SDCVLGMay 13

Masked Autoencoders with Limited Data: Does It Work? A Fine-Grained Bioacoustics Case Study

arXiv:2605.1403155.8
AI Analysis

For researchers applying self-supervised learning to bioacoustics with limited data, this paper provides practical guidance that MAE pretraining on domain-specific data may be ineffective, favoring general audio pretraining instead.

This paper investigates the effectiveness of masked autoencoder (MAE) pretraining for fine-grained bioacoustic species classification on the iNatSounds dataset, finding that pretraining on diverse general audio data outperforms domain-specific MAE pretraining, which can even degrade performance. The study shows that pretraining scale is more important than objective design in moderate-sized settings.

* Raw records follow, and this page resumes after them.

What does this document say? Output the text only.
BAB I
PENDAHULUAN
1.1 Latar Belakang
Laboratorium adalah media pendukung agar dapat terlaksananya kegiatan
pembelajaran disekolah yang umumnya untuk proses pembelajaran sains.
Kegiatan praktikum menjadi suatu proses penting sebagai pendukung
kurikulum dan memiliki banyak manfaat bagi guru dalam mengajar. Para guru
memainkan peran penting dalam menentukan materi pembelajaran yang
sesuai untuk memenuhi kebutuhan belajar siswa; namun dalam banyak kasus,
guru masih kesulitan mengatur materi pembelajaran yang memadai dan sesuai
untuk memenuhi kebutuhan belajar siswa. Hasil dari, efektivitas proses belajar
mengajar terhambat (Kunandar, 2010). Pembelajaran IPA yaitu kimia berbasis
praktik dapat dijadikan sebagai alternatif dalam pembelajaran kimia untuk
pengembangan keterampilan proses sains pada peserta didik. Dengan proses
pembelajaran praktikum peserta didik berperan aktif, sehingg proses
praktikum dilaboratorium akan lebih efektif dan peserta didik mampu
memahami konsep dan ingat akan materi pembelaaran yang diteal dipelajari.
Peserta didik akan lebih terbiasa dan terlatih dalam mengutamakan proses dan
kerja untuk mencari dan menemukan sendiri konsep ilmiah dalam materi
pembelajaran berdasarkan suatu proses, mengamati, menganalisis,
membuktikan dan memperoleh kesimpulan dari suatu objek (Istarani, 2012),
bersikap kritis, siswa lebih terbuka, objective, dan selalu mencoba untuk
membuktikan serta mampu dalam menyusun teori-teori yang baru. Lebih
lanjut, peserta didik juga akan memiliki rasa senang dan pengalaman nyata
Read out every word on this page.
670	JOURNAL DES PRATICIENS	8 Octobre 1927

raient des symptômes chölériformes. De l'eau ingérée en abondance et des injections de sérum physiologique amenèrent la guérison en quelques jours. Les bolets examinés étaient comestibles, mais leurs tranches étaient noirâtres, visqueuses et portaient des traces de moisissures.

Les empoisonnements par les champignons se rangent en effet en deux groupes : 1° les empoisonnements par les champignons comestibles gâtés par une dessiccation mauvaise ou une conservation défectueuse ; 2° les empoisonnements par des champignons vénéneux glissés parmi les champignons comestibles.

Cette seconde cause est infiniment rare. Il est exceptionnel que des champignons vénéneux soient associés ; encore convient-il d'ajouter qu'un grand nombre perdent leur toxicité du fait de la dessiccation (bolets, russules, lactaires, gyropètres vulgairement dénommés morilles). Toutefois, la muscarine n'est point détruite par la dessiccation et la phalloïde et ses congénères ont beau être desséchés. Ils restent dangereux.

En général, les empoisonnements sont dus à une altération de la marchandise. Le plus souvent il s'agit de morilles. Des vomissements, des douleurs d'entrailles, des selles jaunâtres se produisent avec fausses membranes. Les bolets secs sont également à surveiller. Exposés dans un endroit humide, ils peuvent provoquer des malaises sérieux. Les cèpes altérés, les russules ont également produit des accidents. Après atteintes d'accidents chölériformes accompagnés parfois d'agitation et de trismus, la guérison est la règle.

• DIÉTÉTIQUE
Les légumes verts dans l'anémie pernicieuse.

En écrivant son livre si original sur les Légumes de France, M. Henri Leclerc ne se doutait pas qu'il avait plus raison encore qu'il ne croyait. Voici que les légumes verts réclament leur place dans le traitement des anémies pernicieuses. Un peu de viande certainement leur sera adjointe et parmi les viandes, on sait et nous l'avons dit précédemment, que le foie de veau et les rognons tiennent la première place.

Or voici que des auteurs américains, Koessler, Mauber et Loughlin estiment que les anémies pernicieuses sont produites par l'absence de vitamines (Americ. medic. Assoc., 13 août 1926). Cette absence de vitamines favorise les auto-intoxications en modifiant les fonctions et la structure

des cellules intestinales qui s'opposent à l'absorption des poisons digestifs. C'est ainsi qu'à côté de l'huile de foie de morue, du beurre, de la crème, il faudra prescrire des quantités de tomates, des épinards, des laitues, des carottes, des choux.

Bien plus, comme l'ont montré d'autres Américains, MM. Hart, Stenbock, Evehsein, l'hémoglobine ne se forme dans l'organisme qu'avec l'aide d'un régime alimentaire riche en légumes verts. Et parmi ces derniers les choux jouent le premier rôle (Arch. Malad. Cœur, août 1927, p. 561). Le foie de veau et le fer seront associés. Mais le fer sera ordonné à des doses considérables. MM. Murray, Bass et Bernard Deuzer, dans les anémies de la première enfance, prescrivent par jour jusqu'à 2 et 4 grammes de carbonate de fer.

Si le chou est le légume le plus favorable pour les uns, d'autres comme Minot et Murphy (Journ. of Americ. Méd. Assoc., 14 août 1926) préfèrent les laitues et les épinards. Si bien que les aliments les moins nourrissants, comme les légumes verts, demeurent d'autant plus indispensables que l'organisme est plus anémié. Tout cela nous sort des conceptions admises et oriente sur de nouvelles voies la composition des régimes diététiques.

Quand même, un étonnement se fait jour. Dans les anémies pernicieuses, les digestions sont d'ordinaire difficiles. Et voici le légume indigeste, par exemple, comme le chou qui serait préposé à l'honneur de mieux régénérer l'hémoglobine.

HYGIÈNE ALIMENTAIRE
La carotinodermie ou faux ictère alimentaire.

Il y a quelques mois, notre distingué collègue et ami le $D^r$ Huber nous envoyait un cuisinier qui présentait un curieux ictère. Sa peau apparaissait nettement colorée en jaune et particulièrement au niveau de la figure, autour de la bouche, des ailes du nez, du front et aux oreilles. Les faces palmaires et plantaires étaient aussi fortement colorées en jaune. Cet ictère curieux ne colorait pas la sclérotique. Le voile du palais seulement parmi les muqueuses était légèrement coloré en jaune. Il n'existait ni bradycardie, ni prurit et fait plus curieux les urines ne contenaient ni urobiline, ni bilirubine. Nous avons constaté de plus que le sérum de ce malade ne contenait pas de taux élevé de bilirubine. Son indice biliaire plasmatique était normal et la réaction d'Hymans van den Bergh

Bioacoustic recognition requires fine-grained acoustic understanding to distinguish similar-sounding species. However, many large-scale data repositories such as iNaturalist are weakly annotated, often with only a single positive species label per recording, making supervised learning particularly challenging. Inspired by advances in computer vision, recent approaches have shifted toward self-supervised learning to capture the underlying structure of audio without relying on exhaustive annotations. In particular, masked autoencoders (MAE) have shown strong transferability on massive audio corpora, yet their effectiveness in more modest bioacoustic settings remains underexplored. In this work, we conduct a systematic study of MAE pretraining for species classification on iNatSounds, analyzing the impacts of pretraining data scale, domain specificity, data curation, and transfer strategies. Consistent with prior work, we find that models pretrained on diverse general audio data achieve the best transfer performance on iNatSounds. Contrary to observations from large-scale audio benchmarks, we find that (1) additional masked reconstruction pretraining on domain-specific data provides limited benefits and may even degrade performance relative to off-the-shelf models, and (2) selective data filtering offers a negligible advantage when the overall data scale is limited. Our results indicate that, in moderate-sized fine-grained bioacoustic settings, pretraining scale dominates objective design. These findings further clarify when MAE-based pretraining is effective and provide practical guidance for model selection under limited supervision.